Gingerbread French Toast

We cut the brioche 1-inch thick, but next time will probably make them slightly thinner, perhaps 2/3- or 3/4 -inch slices. Truly though, any bread will do. If all we have is sliced whole wheat we’ll do it, no questions asked — we just need to be careful not to soak it too long in the egg wash. Challah and brioche, though, are sure to soak up the egg wash best and create a most custardy inside.

6 thick slices of slightly stale bread (challah or brioche)
6 eggs
½ cup milk
2 tablespoons molasses (light or robust)
1 ½ teaspoons ground ginger
1 teaspoon cinnamon
⅛ teaspoon cloves
⅛ teaspoon nutmeg
pinch allspice
butter, for pan

In a shallow bowl or pie plate whisk together eggs, milk, molasses, ginger, cinnamon, cloves, nutmeg, and allspice.

Set a skillet over medium-low heat and melt butter.
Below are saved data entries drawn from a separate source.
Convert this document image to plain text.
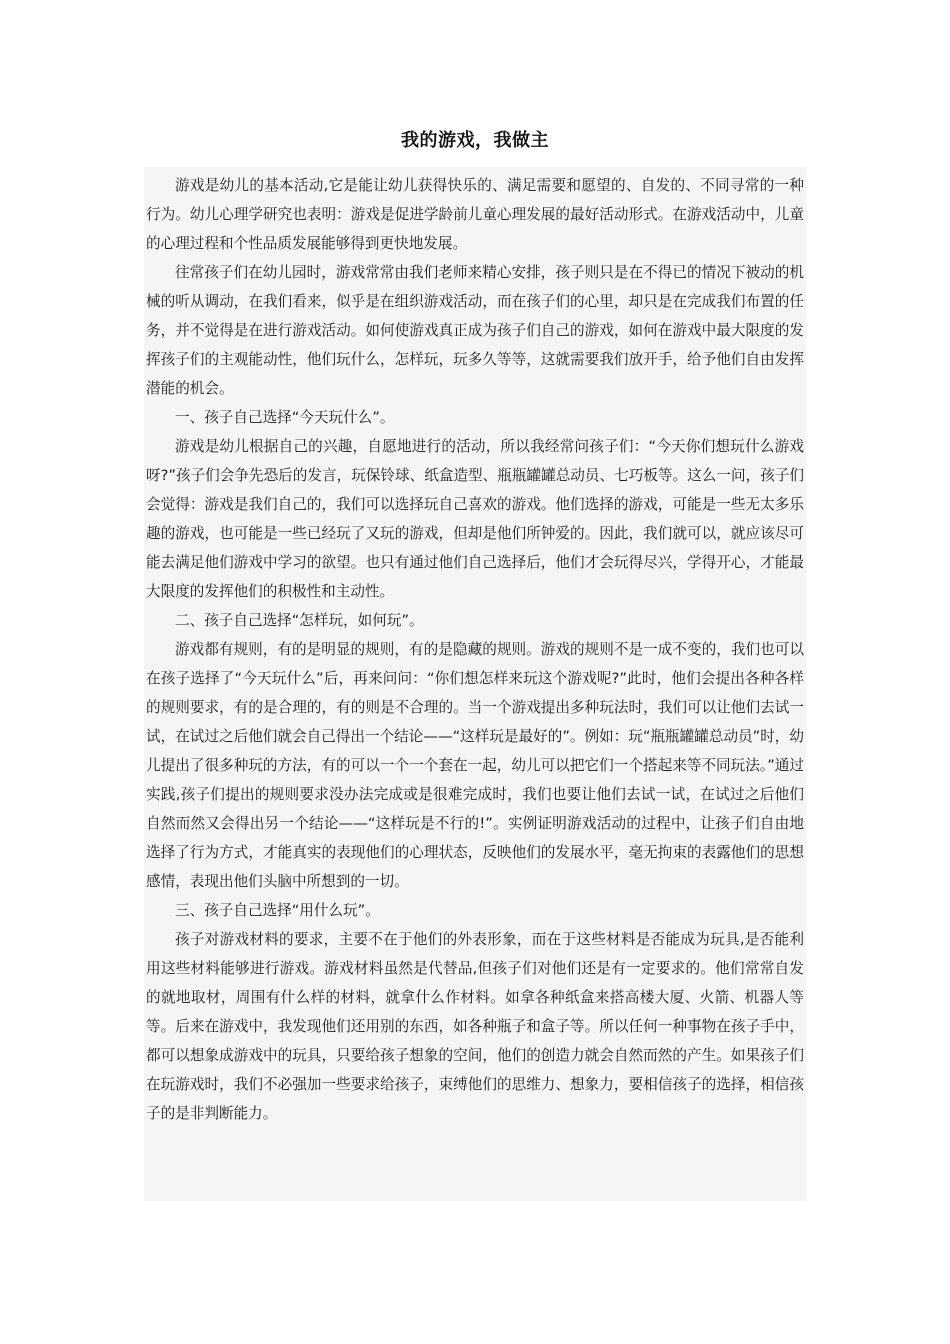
我的游戏，我做主

游戏是幼儿的基本活动,它是能让幼儿获得快乐的、满足需要和愿望的、自发的、不同寻常的一种行为。幼儿心理学研究也表明：游戏是促进学龄前儿童心理发展的最好活动形式。在游戏活动中，儿童的心理过程和个性品质发展能够得到更快地发展。

往常孩子们在幼儿园时，游戏常常由我们老师来精心安排，孩子则只是在不得已的情况下被动的机械的听从调动，在我们看来，似乎是在组织游戏活动，而在孩子们的心里，却只是在完成我们布置的任务，并不觉得是在进行游戏活动。如何使游戏真正成为孩子们自己的游戏，如何在游戏中最大限度的发挥孩子们的主观能动性，他们玩什么，怎样玩，玩多久等等，这就需要我们放开手，给予他们自由发挥潜能的机会。

一、孩子自己选择“今天玩什么”。

游戏是幼儿根据自己的兴趣，自愿地进行的活动，所以我经常问孩子们：“今天你们想玩什么游戏呀?”孩子们会争先恐后的发言，玩保铃球、纸盒造型、瓶瓶罐罐总动员、七巧板等。这么一问，孩子们会觉得：游戏是我们自己的，我们可以选择玩自己喜欢的游戏。他们选择的游戏，可能是一些无太多乐趣的游戏，也可能是一些已经玩了又玩的游戏，但却是他们所钟爱的。因此，我们就可以，就应该尽可能去满足他们游戏中学习的欲望。也只有通过他们自己选择后，他们才会玩得尽兴，学得开心，才能最大限度的发挥他们的积极性和主动性。

二、孩子自己选择“怎样玩，如何玩”。

游戏都有规则，有的是明显的规则，有的是隐藏的规则。游戏的规则不是一成不变的，我们也可以在孩子选择了“今天玩什么”后，再来问问：“你们想怎样来玩这个游戏呢?”此时，他们会提出各种各样的规则要求，有的是合理的，有的则是不合理的。当一个游戏提出多种玩法时，我们可以让他们去试一试，在试过之后他们就会自己得出一个结论——“这样玩是最好的”。例如：玩“瓶瓶罐罐总动员”时，幼儿提出了很多种玩的方法，有的可以一个一个套在一起，幼儿可以把它们一个搭起来等不同玩法。”通过实践,孩子们提出的规则要求没办法完成或是很难完成时，我们也要让他们去试一试，在试过之后他们自然而然又会得出另一个结论——“这样玩是不行的!”。实例证明游戏活动的过程中，让孩子们自由地选择了行为方式，才能真实的表现他们的心理状态，反映他们的发展水平，毫无拘束的表露他们的思想感情，表现出他们头脑中所想到的一切。

三、孩子自己选择“用什么玩”。

孩子对游戏材料的要求，主要不在于他们的外表形象，而在于这些材料是否能成为玩具,是否能利用这些材料能够进行游戏。游戏材料虽然是代替品,但孩子们对他们还是有一定要求的。他们常常自发的就地取材，周围有什么样的材料，就拿什么作材料。如拿各种纸盒来搭高楼大厦、火箭、机器人等等。后来在游戏中，我发现他们还用别的东西，如各种瓶子和盒子等。所以任何一种事物在孩子手中，都可以想象成游戏中的玩具，只要给孩子想象的空间，他们的创造力就会自然而然的产生。如果孩子们在玩游戏时，我们不必强加一些要求给孩子，束缚他们的思维力、想象力，要相信孩子的选择，相信孩子的是非判断能力。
Working one at a time, place bread in the egg wash and toss until fully coated. If you have thin sandwich bread, take care not to let it soak too long or it will fall apart. If you have thick bread, a few turns in the egg wash will be best. Allow excess egg wash to drip away before placing in the skillet. Repeat with one or two slices, depending on the size of your pan.

Cook slowly, turning down the heat if necessary, until the underside is browned. Flip and continue to cook until it is similarly browned. Repeat with remaining slices. Keep cooked slices warm on a baking sheet in a 170-degree oven until all slices are fried. Serve warm with pure maple syrup.